Início da década passada, uma sorveteria de Yellow Springs, vilarejo do estado norte-americano de Ohio. Um septuagenário, acompanhado de um amigo um pouco mais novo, compra duas casquinhas e sai caminhando tranquilamente. Os outros clientes não se dão conta. Mas acabavam de dividir o balcão com uma das únicas pessoas capazes de dizer que viram outro mundo. Mais que isso, estiveram ao lado do primeiro homem a realizar o feito. Àquela altura da vida, passar despercebido era o sonho de Neil Armstrong, o astronauta que em 1969 pisou na Lua.

"Neil fez questão de viver o mais discretamente possível depois da missão. Diferentemente de outros astronautas de seu tempo, ele não se viu tentado a virar celebridade ou a explorar a fama", explica James Hansen, autor da biografia Armstron (O Primeiro Homem, de 2005) e que o acompanhava na ida à sorveteria, no intervalo de umas das sessões de entrevistas para o livro.

Praticamente do momento em que foi içado da cápsula Apollo 11 no Oceano Pacífico, em 1969, até sua morte, em 2012, Armstrong lutou para ter uma vida o mais ordinária possível diante do impacto de sua participação naquela experiência de uma vida humana num outro corpo celeste.

Durante a Apollo 11 / Crédito: Wikimedia Commons

E uma experiência que foi, a exemplo do já decoradíssimo pronunciamento feito por ele mesmo ao desembarcar na superfície lunar, um gigantesco passo para a humanidade. "Neil obviamente tinha ideia do furor que a missão teria junto ao público, mas acho que ainda assim ele se assustou um pouco com a intensidade da repercussão", diz Hansen em entrevista a Aventuras na História "O endeusamento dos astronautas era algo que ele considerava especialmente incômodo, por considerar injusto diante de todo o esforço coletivo no Projeto Apollo."

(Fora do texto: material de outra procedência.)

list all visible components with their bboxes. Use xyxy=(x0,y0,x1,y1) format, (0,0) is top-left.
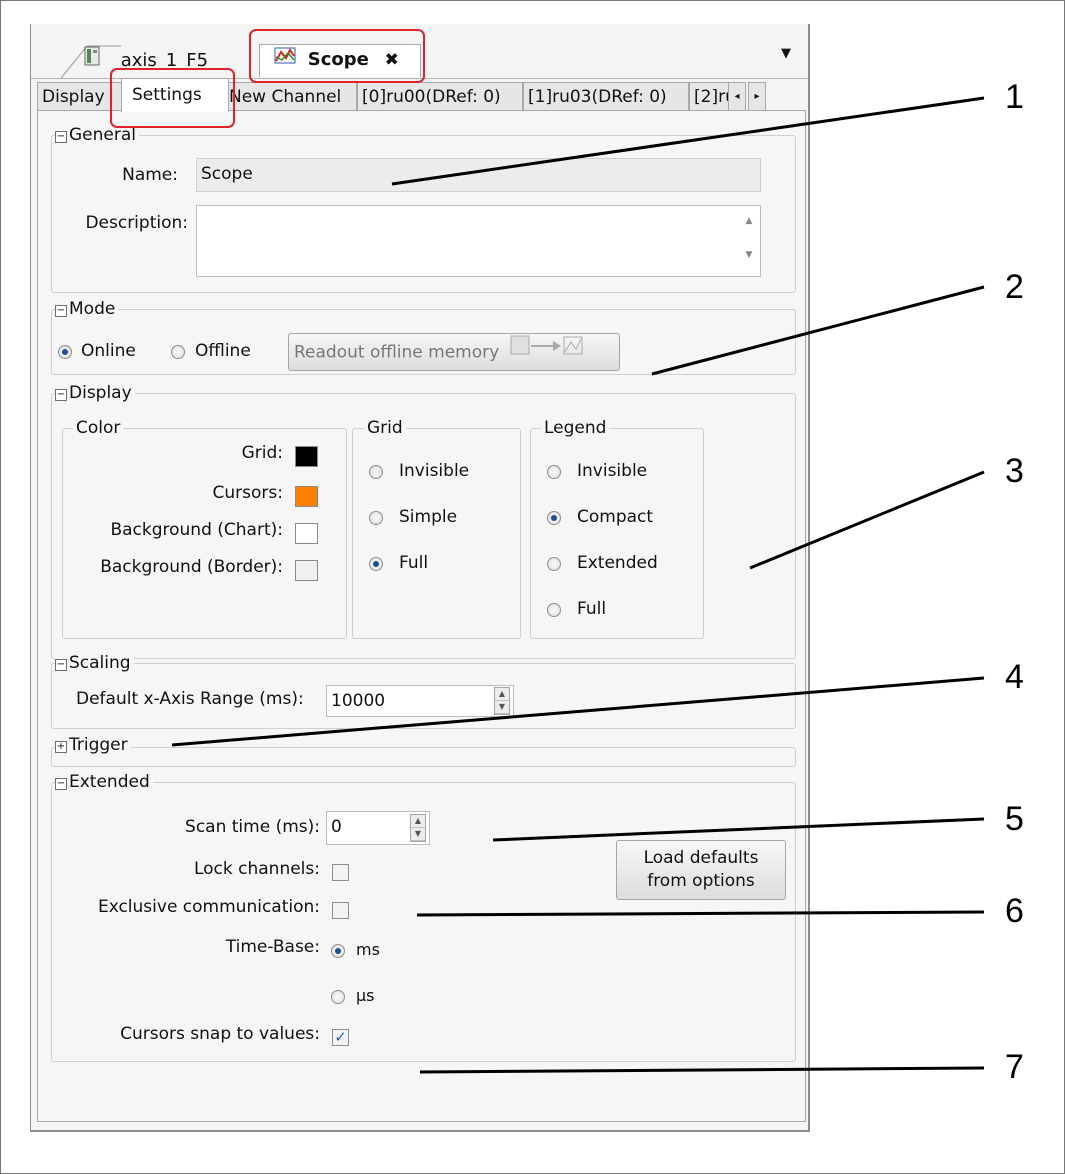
callout-line-5 xyxy=(492,817,985,842)
callout-line-4 xyxy=(171,676,985,747)
callout-lines xyxy=(171,96,985,1074)
callout-5: 5 xyxy=(1005,800,1024,838)
callout-6: 6 xyxy=(1005,892,1024,930)
callout-1: 1 xyxy=(1005,78,1024,116)
callout-line-2 xyxy=(651,285,985,376)
callout-7: 7 xyxy=(1005,1048,1024,1086)
callout-2: 2 xyxy=(1005,268,1024,306)
callout-4: 4 xyxy=(1005,658,1024,696)
tab-settings[interactable]: Settings xyxy=(121,78,229,112)
callout-line-7 xyxy=(419,1066,985,1074)
callout-line-1 xyxy=(391,96,985,186)
callout-3: 3 xyxy=(1005,452,1024,490)
callout-line-6 xyxy=(416,910,985,917)
callout-line-3 xyxy=(749,470,985,570)
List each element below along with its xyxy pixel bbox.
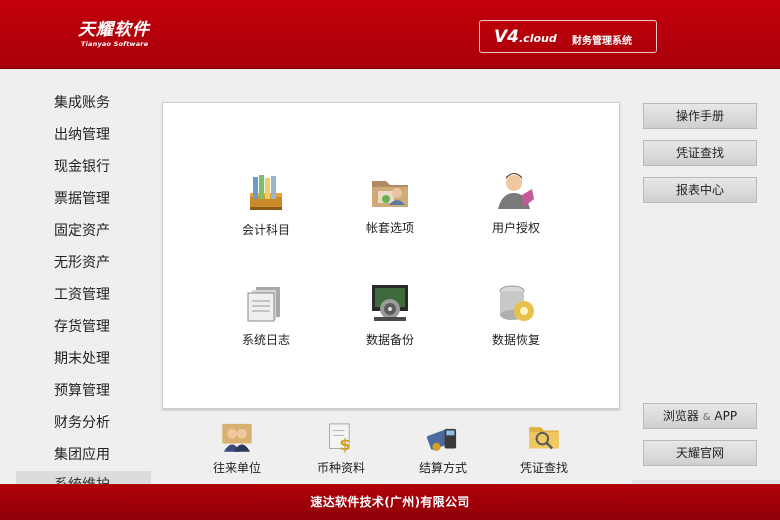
menu-item-group-apps[interactable]: 集团应用 [0, 439, 160, 471]
database-restore-icon [499, 285, 534, 321]
amp-symbol: & [702, 412, 711, 423]
tile-partners[interactable]: 往来单位 [187, 419, 287, 476]
menu-item-integrated-accounts[interactable]: 集成账务 [0, 87, 160, 119]
menu-item-intangible-assets[interactable]: 无形资产 [0, 247, 160, 279]
company-name: 速达软件技术(广州)有限公司 [310, 495, 470, 509]
manual-button[interactable]: 操作手册 [643, 103, 757, 129]
menu-item-system-maintenance[interactable]: 系统维护 [16, 471, 151, 485]
tile-settlement-methods[interactable]: 结算方式 [393, 419, 493, 476]
tile-user-authorization[interactable]: 用户授权 [466, 169, 566, 236]
tile-data-restore[interactable]: 数据恢复 [466, 281, 566, 348]
tile-label: 数据恢复 [491, 333, 540, 347]
version-badge: V4.cloud 财务管理系统 [479, 20, 657, 53]
monitor-backup-icon [372, 285, 408, 321]
report-center-button[interactable]: 报表中心 [643, 177, 757, 203]
tile-label: 往来单位 [212, 461, 261, 475]
brand-logo: 天耀软件 Tianyao Software [78, 20, 150, 48]
tile-account-subjects[interactable]: 会计科目 [216, 171, 316, 238]
svg-text:$: $ [339, 435, 350, 454]
tile-label: 凭证查找 [519, 461, 568, 475]
browser-app-button[interactable]: 浏览器 & APP [643, 403, 757, 429]
books-icon [250, 175, 282, 210]
user-authorize-icon [498, 173, 534, 209]
official-website-button[interactable]: 天耀官网 [643, 440, 757, 466]
tile-label: 数据备份 [365, 333, 414, 347]
browser-label: 浏览器 [662, 409, 699, 423]
tile-voucher-search[interactable]: 凭证查找 [494, 419, 594, 476]
header-bar: 天耀软件 Tianyao Software V4.cloud 财务管理系统 [0, 0, 780, 69]
tile-label: 帐套选项 [365, 221, 414, 235]
menu-item-financial-analysis[interactable]: 财务分析 [0, 407, 160, 439]
tile-currency[interactable]: $ 币种资料 [291, 419, 391, 476]
tile-label: 币种资料 [316, 461, 365, 475]
menu-item-budget[interactable]: 预算管理 [0, 375, 160, 407]
currency-icon: $ [329, 423, 351, 454]
tile-data-backup[interactable]: 数据备份 [340, 281, 440, 348]
log-files-icon [247, 287, 280, 322]
menu-item-period-end[interactable]: 期末处理 [0, 343, 160, 375]
tile-system-log[interactable]: 系统日志 [216, 281, 316, 348]
menu-item-inventory[interactable]: 存货管理 [0, 311, 160, 343]
footer-bar: 速达软件技术(广州)有限公司 [0, 484, 780, 520]
menu-item-fixed-assets[interactable]: 固定资产 [0, 215, 160, 247]
tile-label: 系统日志 [241, 333, 290, 347]
settlement-card-icon [426, 428, 457, 451]
system-name: 财务管理系统 [572, 36, 632, 47]
menu-item-cash-bank[interactable]: 现金银行 [0, 151, 160, 183]
bottom-shortcut-bar: 往来单位 $ 币种资料 结算方式 凭证查找 [162, 411, 620, 485]
version-label: V4.cloud [494, 27, 557, 47]
menu-item-payroll[interactable]: 工资管理 [0, 279, 160, 311]
menu-item-cashier[interactable]: 出纳管理 [0, 119, 160, 151]
voucher-search-icon [529, 427, 559, 450]
tile-label: 结算方式 [418, 461, 467, 475]
left-nav-menu: 集成账务 出纳管理 现金银行 票据管理 固定资产 无形资产 工资管理 存货管理 … [0, 87, 160, 471]
tile-label: 会计科目 [241, 223, 290, 237]
tile-account-set-options[interactable]: 帐套选项 [340, 169, 440, 236]
folder-user-icon [372, 181, 408, 207]
app-label: APP [714, 409, 738, 423]
brand-name-cn: 天耀软件 [78, 20, 150, 40]
main-function-panel: 会计科目 帐套选项 用户授权 系统日志 数据备份 数据恢复 [162, 102, 620, 410]
tile-label: 用户授权 [491, 221, 540, 235]
voucher-search-button[interactable]: 凭证查找 [643, 140, 757, 166]
menu-item-bills[interactable]: 票据管理 [0, 183, 160, 215]
partners-icon [222, 423, 252, 452]
brand-name-en: Tianyao Software [81, 40, 149, 48]
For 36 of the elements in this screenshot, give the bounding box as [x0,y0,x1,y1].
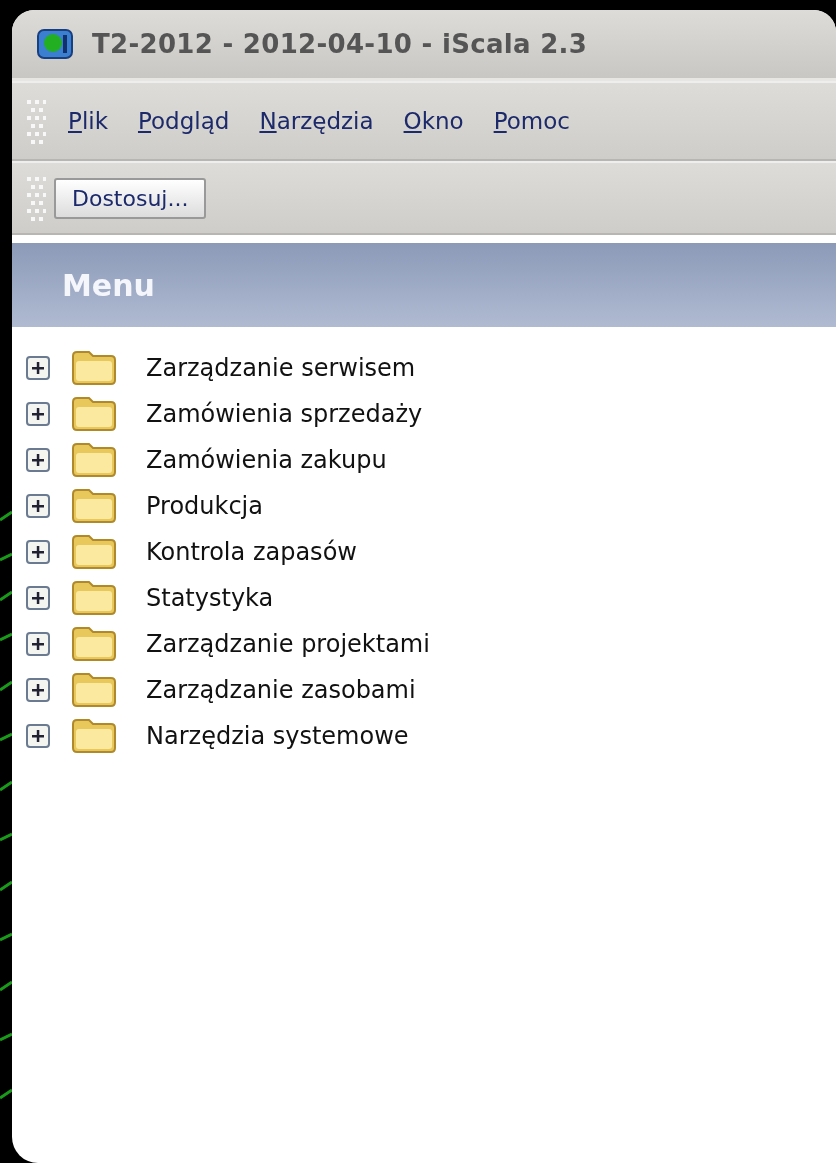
tree-item[interactable]: Kontrola zapasów [146,538,357,566]
expand-icon[interactable] [26,678,50,702]
panel-title: Menu [62,267,155,303]
folder-icon [70,534,118,570]
customize-button[interactable]: Dostosuj... [54,177,207,219]
tree-item[interactable]: Produkcja [146,492,263,520]
expand-icon[interactable] [26,540,50,564]
folder-icon [70,626,118,662]
expand-icon[interactable] [26,356,50,380]
folder-icon [70,672,118,708]
app-icon [36,27,74,61]
tree-item[interactable]: Zamówienia zakupu [146,446,387,474]
expand-icon[interactable] [26,632,50,656]
tree-item[interactable]: Narzędzia systemowe [146,722,409,750]
expand-icon[interactable] [26,448,50,472]
window-title: T2-2012 - 2012-04-10 - iScala 2.3 [92,29,588,59]
expand-icon[interactable] [26,494,50,518]
menu-item[interactable]: Pomoc [493,108,570,134]
expand-icon[interactable] [26,402,50,426]
folder-icon [70,580,118,616]
expand-icon[interactable] [26,724,50,748]
tree-item[interactable]: Zarządzanie serwisem [146,354,416,382]
folder-icon [70,718,118,754]
menu-item[interactable]: Plik [68,108,108,134]
menu-item[interactable]: Okno [403,108,464,134]
folder-icon [70,396,118,432]
folder-icon [70,442,118,478]
menu-item[interactable]: Narzędzia [259,108,374,134]
menu-item[interactable]: Podgląd [138,108,230,134]
folder-icon [70,350,118,386]
tree-item[interactable]: Zarządzanie projektami [146,630,430,658]
expand-icon[interactable] [26,586,50,610]
tree-item[interactable]: Zarządzanie zasobami [146,676,416,704]
folder-icon [70,488,118,524]
tree-item[interactable]: Statystyka [146,584,274,612]
tree-item[interactable]: Zamówienia sprzedaży [146,400,423,428]
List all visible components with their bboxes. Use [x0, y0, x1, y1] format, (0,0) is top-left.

Ao contrário de seus dois companheiros de viagem, Michael Collins e Edwin Buzz Aldrin, Armstrong nunca pareceu atraído pelo lado heroico da empreitada. No início da década de 1960, enquanto os dois colegas mostraram-se obcecados com a chance de se juntar à então recém-fundada Nasa, o homem que se tornaria o comandante do mais famoso voo espacial se deu ao luxo de perder o prazo de inscrição para o programa de treinamento de astronautas - Dick Day, que trabalhava na agência espacial americana e tinha convivido com Armstrong na Força Aérea, foi quem misturou o formulário aos que chegaram dentro do prazo.

Corrida maluca

Sem a intervenção de Day, Armstrong poderia nem sequer ter servido à Nasa, muito menos pisado na Lua. Tentador, então, pensar em predestinação, mas o fato é que a trajetória entre o rigoroso exame médico de admissão e a entrada  no Apollo 11 foi tão imprevisível quanto o sucesso da missão interplanetária. Se em tempos mais recentes o programa espacial americano deixou claros os riscos envolvidos, esses eram ainda maiores numa década em que o auge da Guerra Fria detonara uma corrida entre e os Estados Unidos e União Soviética pela supremacia tecnológica e psicológica.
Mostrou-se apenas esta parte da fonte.